Kinloch Park Middle School sprang up in 1953 as a junior high, emerging from little school houses built in 1926 for the elementary school. Built for 818 students and teachers, Kinloch Middle, at 4340 NW Third St. in Miami, is jammed today with 1,235. More than 95 percent of its students are Hispanics, and many are new arrivals learning English for the first time.
Kinloch is a poster school for the district’s 21st Century Schools Initiative, a $1.2-billion bond issue, which will help more than 260 old schools catch up to their newer suburban peers in technology and updated buildings.
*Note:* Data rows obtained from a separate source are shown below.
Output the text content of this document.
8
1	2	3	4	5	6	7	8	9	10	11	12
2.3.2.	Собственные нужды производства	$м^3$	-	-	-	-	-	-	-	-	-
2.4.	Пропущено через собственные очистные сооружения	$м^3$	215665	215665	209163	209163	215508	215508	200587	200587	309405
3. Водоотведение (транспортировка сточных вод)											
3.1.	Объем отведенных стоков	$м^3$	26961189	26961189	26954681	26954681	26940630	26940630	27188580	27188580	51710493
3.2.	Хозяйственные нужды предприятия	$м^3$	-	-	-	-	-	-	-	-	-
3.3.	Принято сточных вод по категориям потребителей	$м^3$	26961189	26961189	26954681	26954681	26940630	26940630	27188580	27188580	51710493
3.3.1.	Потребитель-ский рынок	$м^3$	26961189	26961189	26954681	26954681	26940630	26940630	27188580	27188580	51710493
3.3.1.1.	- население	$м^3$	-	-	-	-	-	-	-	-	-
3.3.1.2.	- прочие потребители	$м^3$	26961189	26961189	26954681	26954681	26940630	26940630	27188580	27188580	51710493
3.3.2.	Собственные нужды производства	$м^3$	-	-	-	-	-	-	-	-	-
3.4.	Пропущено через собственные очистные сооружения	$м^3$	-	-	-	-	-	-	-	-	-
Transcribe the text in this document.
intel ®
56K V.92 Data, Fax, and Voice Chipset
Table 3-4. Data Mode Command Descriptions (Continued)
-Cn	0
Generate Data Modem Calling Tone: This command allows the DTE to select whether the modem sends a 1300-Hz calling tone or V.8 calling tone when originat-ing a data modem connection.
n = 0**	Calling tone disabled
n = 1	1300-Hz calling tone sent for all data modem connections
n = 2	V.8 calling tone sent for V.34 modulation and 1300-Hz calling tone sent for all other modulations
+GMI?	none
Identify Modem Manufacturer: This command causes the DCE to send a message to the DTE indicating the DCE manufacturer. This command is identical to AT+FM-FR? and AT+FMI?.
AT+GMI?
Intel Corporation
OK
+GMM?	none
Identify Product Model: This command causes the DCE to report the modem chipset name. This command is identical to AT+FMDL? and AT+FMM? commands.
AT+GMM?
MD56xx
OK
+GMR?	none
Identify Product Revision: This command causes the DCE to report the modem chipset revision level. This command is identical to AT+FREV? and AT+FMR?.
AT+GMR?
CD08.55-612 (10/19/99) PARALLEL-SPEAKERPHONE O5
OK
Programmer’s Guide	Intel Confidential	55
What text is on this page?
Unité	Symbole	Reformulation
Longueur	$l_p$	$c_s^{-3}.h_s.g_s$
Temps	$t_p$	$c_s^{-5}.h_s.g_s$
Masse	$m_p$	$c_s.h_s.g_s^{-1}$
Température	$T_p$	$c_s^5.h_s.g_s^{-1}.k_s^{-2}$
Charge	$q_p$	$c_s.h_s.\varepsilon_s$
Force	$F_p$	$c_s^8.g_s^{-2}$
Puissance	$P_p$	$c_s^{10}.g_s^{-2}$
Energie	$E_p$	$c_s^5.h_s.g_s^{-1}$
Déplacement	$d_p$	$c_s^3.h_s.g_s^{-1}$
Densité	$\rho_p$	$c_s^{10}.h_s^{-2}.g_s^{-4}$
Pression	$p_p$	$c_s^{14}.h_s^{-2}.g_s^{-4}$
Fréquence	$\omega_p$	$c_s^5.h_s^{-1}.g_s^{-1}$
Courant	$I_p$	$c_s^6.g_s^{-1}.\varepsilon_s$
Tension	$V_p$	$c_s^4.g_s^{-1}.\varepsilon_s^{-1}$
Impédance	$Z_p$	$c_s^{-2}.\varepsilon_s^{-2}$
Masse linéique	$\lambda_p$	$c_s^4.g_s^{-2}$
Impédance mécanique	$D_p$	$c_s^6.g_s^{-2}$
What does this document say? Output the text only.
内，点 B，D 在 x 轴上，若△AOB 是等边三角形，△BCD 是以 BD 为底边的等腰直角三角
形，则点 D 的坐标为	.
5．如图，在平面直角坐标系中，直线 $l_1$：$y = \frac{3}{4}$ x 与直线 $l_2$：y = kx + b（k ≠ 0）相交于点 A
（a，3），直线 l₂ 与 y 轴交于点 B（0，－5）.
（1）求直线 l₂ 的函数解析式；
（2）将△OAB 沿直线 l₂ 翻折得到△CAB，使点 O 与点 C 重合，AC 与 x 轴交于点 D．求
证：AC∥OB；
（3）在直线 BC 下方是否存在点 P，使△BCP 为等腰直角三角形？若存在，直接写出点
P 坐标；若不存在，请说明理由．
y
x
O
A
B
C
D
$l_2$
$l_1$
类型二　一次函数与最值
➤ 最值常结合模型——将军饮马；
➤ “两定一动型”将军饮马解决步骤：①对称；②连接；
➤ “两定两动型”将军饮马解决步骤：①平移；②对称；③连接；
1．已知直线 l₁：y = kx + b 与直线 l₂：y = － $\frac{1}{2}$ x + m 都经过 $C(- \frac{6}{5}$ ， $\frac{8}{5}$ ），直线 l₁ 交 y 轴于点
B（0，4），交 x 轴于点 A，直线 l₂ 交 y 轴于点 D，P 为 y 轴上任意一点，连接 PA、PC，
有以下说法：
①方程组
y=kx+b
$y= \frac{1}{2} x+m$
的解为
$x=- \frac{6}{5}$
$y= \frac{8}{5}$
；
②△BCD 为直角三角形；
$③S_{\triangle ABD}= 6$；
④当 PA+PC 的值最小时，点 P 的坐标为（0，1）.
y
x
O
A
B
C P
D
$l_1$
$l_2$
As these photos show, the air conditioning at Kinloch is a rusted shell, boxes of school records have been damaged because of water intrusion from an old roof — the damage so severe that new paint on the walls keeps peeling off because it won’t stick until the mildew is removed.
Today we wrap up our pictorial series of Miami-Dade’s crumbling schools. They need the community’s help.
For little more than $20 a year for the average home, low interest rates on bonds and competitive construction costs make this initiative a grand bargain for taxpayers. The School Board and Superintendent Alberto Carvalho are creating a community board that includes auditors and construction experts to ensure the money is spent wisely and the projects are completed on budget and on time. (More on that later this week.)
Another plus: 9,200 jobs will be required the first three years to get the projects going, with 18,000 jobs overall during the course of construction.
Vote YES on the $1.2 billion school bond issue. Our children are worth the investment.